The philosophical implications of Wilde’s remark extend beyond mere relativism. He is not saying that all judgments are equally valid or that standards do not exist. Rather, he is insisting that the relationship between individual sensibility and aesthetic value is more complex than his prosecutors assumed. When Gill asked whether verses would be acceptable to a reader with an “ordinarily balanced mind,” he was constructing a normative standard designed to pathologize dissent. Wilde’s response refuses this binary. He suggests instead that taste, temperament, and individuality are precisely what constitute a response to poetry. There is no view from nowhere, no stance of perfect balance from which to judge art. There are only particular human beings with particular histories, educations, and proclivities encountering particular works. This position, articulated in 1895, anticipates many of the critical and philosophical movements that would gain prominence in the twentieth century—reader-response criticism, the sociology of taste, postmodern skepticism about universal standards. Wilde was not a systematic philosopher, but he understood something about the relationship between power, judgment, and individuality that gave his remark enduring intellectual weight.

In the century and more since Wilde made this statement, it has traveled through surprising channels. It appears in quotation collections, inscribed on the walls of writing centers, shared on social media by artists defending their work, and cited by educators arguing for the expansion of the literary canon. The quote carries a democratic appeal: it suggests that the person who loves poetry that critics dismiss, or who finds beauty in what the establishment considers merely commercial, is not simply wrong but engaging with their own legitimate individuality. This is particularly powerful in eras and contexts where gatekeeping—whether by publishers, critics, or cultural institutions—feels oppressive. Yet the quote has also been deployed in ways Wilde might not have anticipated or approved, particularly in arguments that collapse the distinction between discrimination and mere preference, suggesting that all tastes are equally defensible and that criticism itself is merely a form of tyranny. Wilde was a man of considerable critical judgment himself; he was not arguing for the abolition of taste-making, only for its humility about its own grounds.
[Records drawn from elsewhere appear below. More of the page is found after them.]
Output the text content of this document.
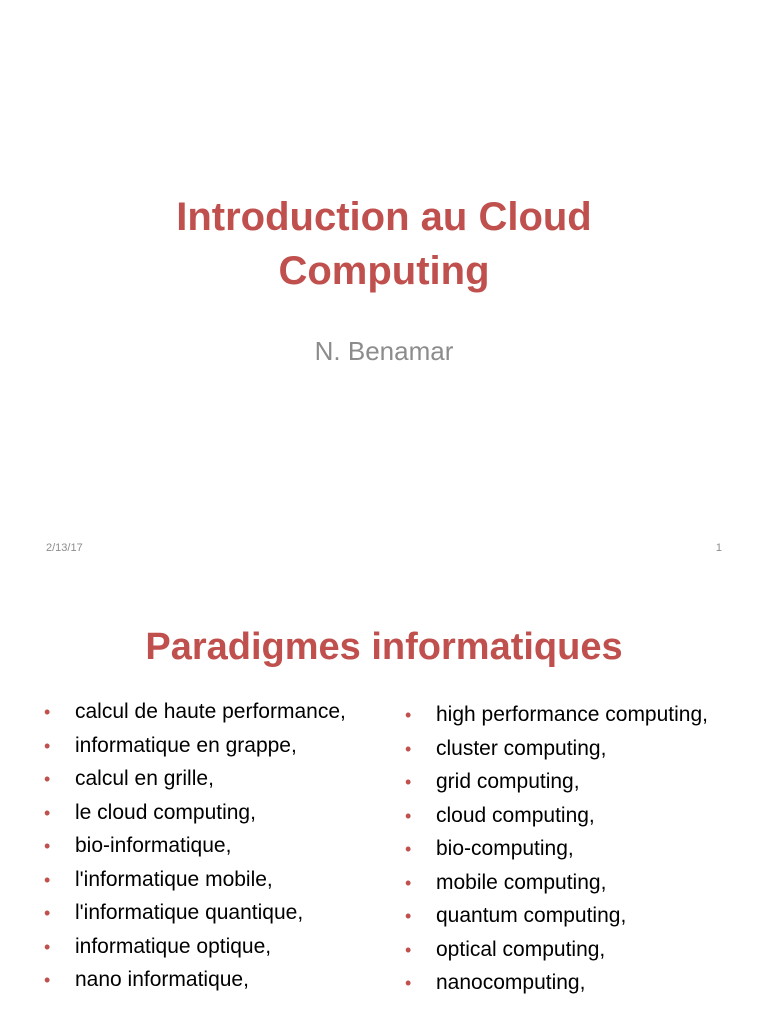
Introduction au Cloud
Computing
N. Benamar
2/13/17	1
Paradigmes informatiques
• calcul de haute performance,
• informatique en grappe,
• calcul en grille,
• le cloud computing,
• bio-informatique,
• l'informatique mobile,
• l'informatique quantique,
• informatique optique,
• nano informatique,
• high performance computing,
• cluster computing,
• grid computing,
• cloud computing,
• bio-computing,
• mobile computing,
• quantum computing,
• optical computing,
• nanocomputing,
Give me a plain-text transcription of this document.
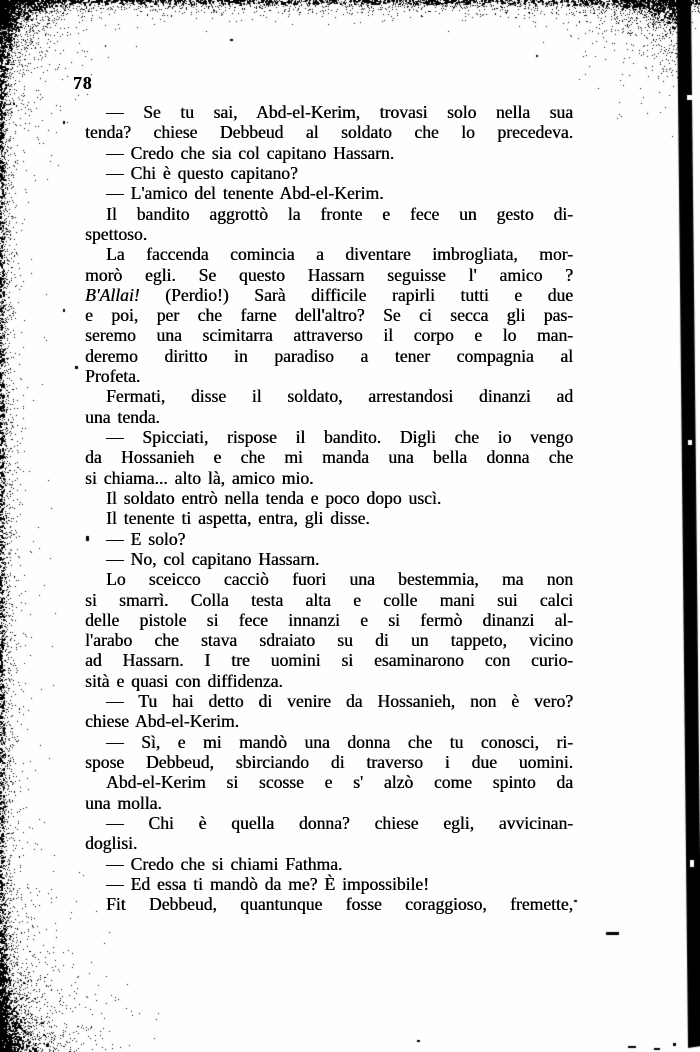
78
— Se tu sai, Abd-el-Kerim, trovasi solo nella sua
tenda? chiese Debbeud al soldato che lo precedeva.
— Credo che sia col capitano Hassarn.
— Chi è questo capitano?
— L'amico del tenente Abd-el-Kerim.
Il bandito aggrottò la fronte e fece un gesto di-
spettoso.
La faccenda comincia a diventare imbrogliata, mor-
morò egli. Se questo Hassarn seguisse l' amico ?
B'Allai! (Perdio!) Sarà difficile rapirli tutti e due
e poi, per che farne dell'altro? Se ci secca gli pas-
seremo una scimitarra attraverso il corpo e lo man-
deremo diritto in paradiso a tener compagnia al
Profeta.
Fermati, disse il soldato, arrestandosi dinanzi ad
una tenda.
— Spicciati, rispose il bandito. Digli che io vengo
da Hossanieh e che mi manda una bella donna che
si chiama... alto là, amico mio.
Il soldato entrò nella tenda e poco dopo uscì.
Il tenente ti aspetta, entra, gli disse.
— E solo?
— No, col capitano Hassarn.
Lo sceicco cacciò fuori una bestemmia, ma non
si smarrì. Colla testa alta e colle mani sui calci
delle pistole si fece innanzi e si fermò dinanzi al-
l'arabo che stava sdraiato su di un tappeto, vicino
ad Hassarn. I tre uomini si esaminarono con curio-
sità e quasi con diffidenza.
— Tu hai detto di venire da Hossanieh, non è vero?
chiese Abd-el-Kerim.
— Sì, e mi mandò una donna che tu conosci, ri-
spose Debbeud, sbirciando di traverso i due uomini.
Abd-el-Kerim si scosse e s' alzò come spinto da
una molla.
— Chi è quella donna? chiese egli, avvicinan-
doglisi.
— Credo che si chiami Fathma.
— Ed essa ti mandò da me? È impossibile!
Fit Debbeud, quantunque fosse coraggioso, fremette,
For contemporary readers, the practical wisdom embedded in “One man’s poetry is another man’s poison” offers something more nuanced than simple tolerance. It suggests that when we encounter someone whose aesthetic preferences differ radically from our own, we might pause before assuming they are simply benighted or morally deficient. It recommends intellectual humility about the grounds of our own judgments. But it also preserves the right to discrimination—to say that some art moves us and some does not, without requiring us to pretend that all cultural products are equivalent. In an era of algorithmic recommendation and the fragmentation of shared cultural reference, when we increasingly live in personalized bubbles of content, Wilde’s observation takes on fresh urgency. We are all living the reality he articulated: one person’s poison is another’s sustenance, and rather than lamenting this fact, we might accept it as fundamental to human diversity. Yet we might also use it as an occasion to reach across those differences, to ask what the other person tastes when they consume what we find repellent, what their temperament and individuality makes possible for them to see. In this way, a courtroom quip becomes an invitation to genuine understanding.